Historiografi diartikan sebagai penulisan ulang suatu karya sejarah berdasarkan konsep judul, rumusan
masalah, dan juga langkah-langkah metode sehingga menghasilkan penelitian sejarah yang relevan.

Selanjutnya metode yang digunakan dalam penelitian ini adalah metode deskriptif kualitatif yang
dikenal dengan ungkapan kalimat, baik lisan maupun tulisan, dari berbagai sumber informasi (Hamida,
2020 ). Pendekatan studi kasus adalah serangkaian kegiatan ilmiah yang dilakukan secara berkelanjutan,
terarah, dan mendalam berkaitan dengan suatu rencana, peristiwa, atau kegiatan pada tingkat individu,
kelompok, atau lembaga tertentu dengan tercapainya pemahaman. pengetahuan mendalam terkait
kegiatan tersebut (Irmada & Yatri, 2021). Dalam penelitian ini juga terdapat dua sumber data yang
dikumpulkan, yaitu sumber data primer dan sumber data sekunder. Sumber data primer atau sumber
data utama diperoleh dari kepala sekolah, wakil kepala sekolah, koordinator akademik dan non akademik,
guru, jamaah/panitia, dan siswa Madrasah Ibtidaiyah. Sedangkan sumber data kedua diperoleh dari
sumber data sekunder berupa jurnal, buku, dan media lainnya.

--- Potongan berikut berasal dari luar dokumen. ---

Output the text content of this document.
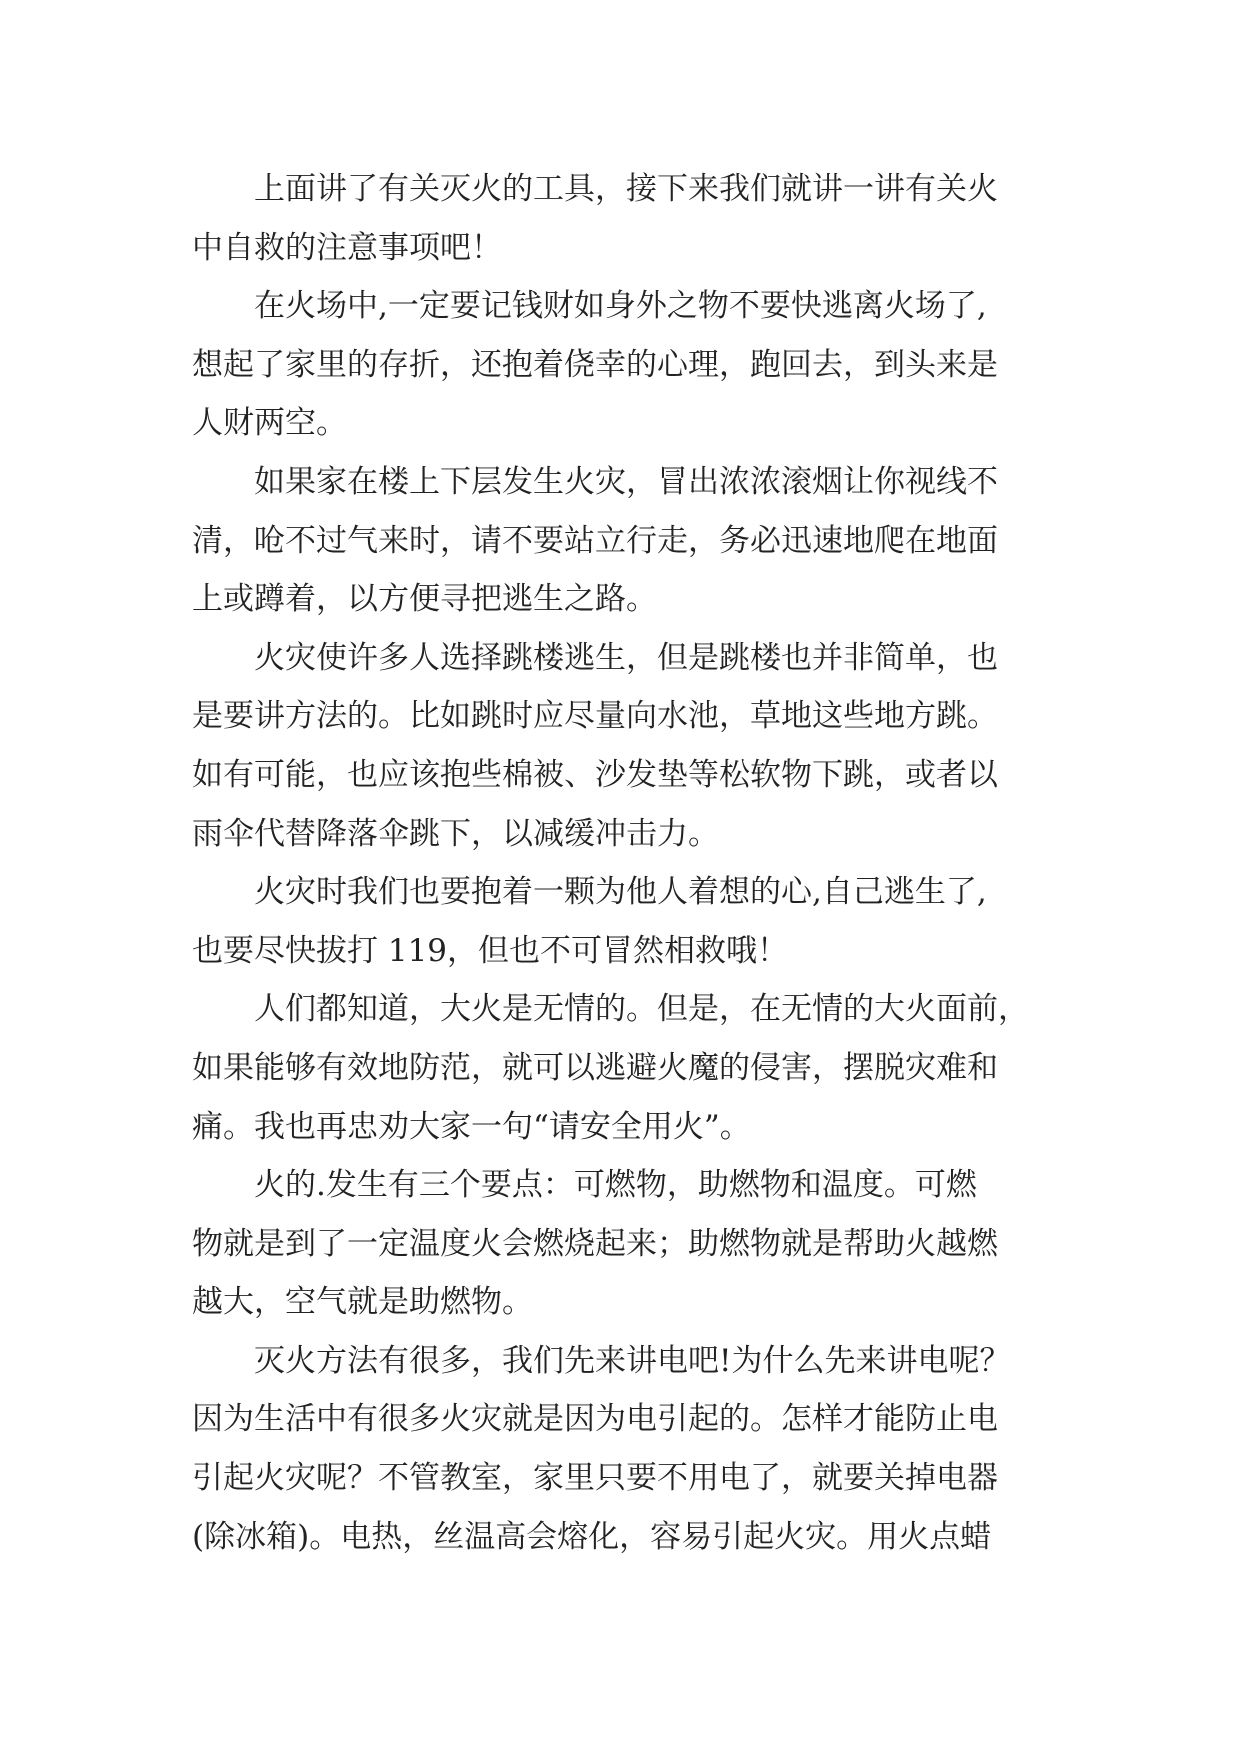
上面讲了有关灭火的工具，接下来我们就讲一讲有关火
中自救的注意事项吧！

在火场中,一定要记钱财如身外之物不要快逃离火场了,
想起了家里的存折，还抱着侥幸的心理，跑回去，到头来是
人财两空。

如果家在楼上下层发生火灾，冒出浓浓滚烟让你视线不
清，呛不过气来时，请不要站立行走，务必迅速地爬在地面
上或蹲着，以方便寻把逃生之路。

火灾使许多人选择跳楼逃生，但是跳楼也并非简单，也
是要讲方法的。比如跳时应尽量向水池，草地这些地方跳。
如有可能，也应该抱些棉被、沙发垫等松软物下跳，或者以
雨伞代替降落伞跳下，以减缓冲击力。

火灾时我们也要抱着一颗为他人着想的心,自己逃生了,
也要尽快拔打 119，但也不可冒然相救哦！

人们都知道，大火是无情的。但是，在无情的大火面前，
如果能够有效地防范，就可以逃避火魔的侵害，摆脱灾难和
痛。我也再忠劝大家一句“请安全用火”。

火的.发生有三个要点：可燃物，助燃物和温度。可燃
物就是到了一定温度火会燃烧起来；助燃物就是帮助火越燃
越大，空气就是助燃物。

灭火方法有很多，我们先来讲电吧!为什么先来讲电呢？
因为生活中有很多火灾就是因为电引起的。怎样才能防止电
引起火灾呢？不管教室，家里只要不用电了，就要关掉电器
(除冰箱)。电热，丝温高会熔化，容易引起火灾。用火点蜡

Pelaksanaan proses penelitian ini
berlangsung selama 3 bulan (Januari –

Maret 2022).

Prosedur pengumpulan data dalam penelitian ini adalah dengan menggunakan teknik triangulasi.
Triangulasi dikenal sebagai pengaitan data dengan mempertemukan komponen-komponen berbagai
teknik pengumpulan data seperti observasi, wawancara, dan dokumentasi) serta sumber data yang ada
untuk disimpulkan (Abdurahman, 2018) . Teknik observasi dilakukan dengan mengamati pembelajaran
di kelas dan mengamati latihan persiapan program sekolah akan segera dilaksanakan, kemudian
dilanjutkan dengan wawancara kepada informan yang bersangkutan dan sekaligus

22 JUSPI (Jurnal Sejarah Peradaban Islam), 6(1), 2022


Machine Translated by Google

Analisis Keraton Surakarta Sebagai Tempat Wisata Sejarah dan Perannya di Masa Kini…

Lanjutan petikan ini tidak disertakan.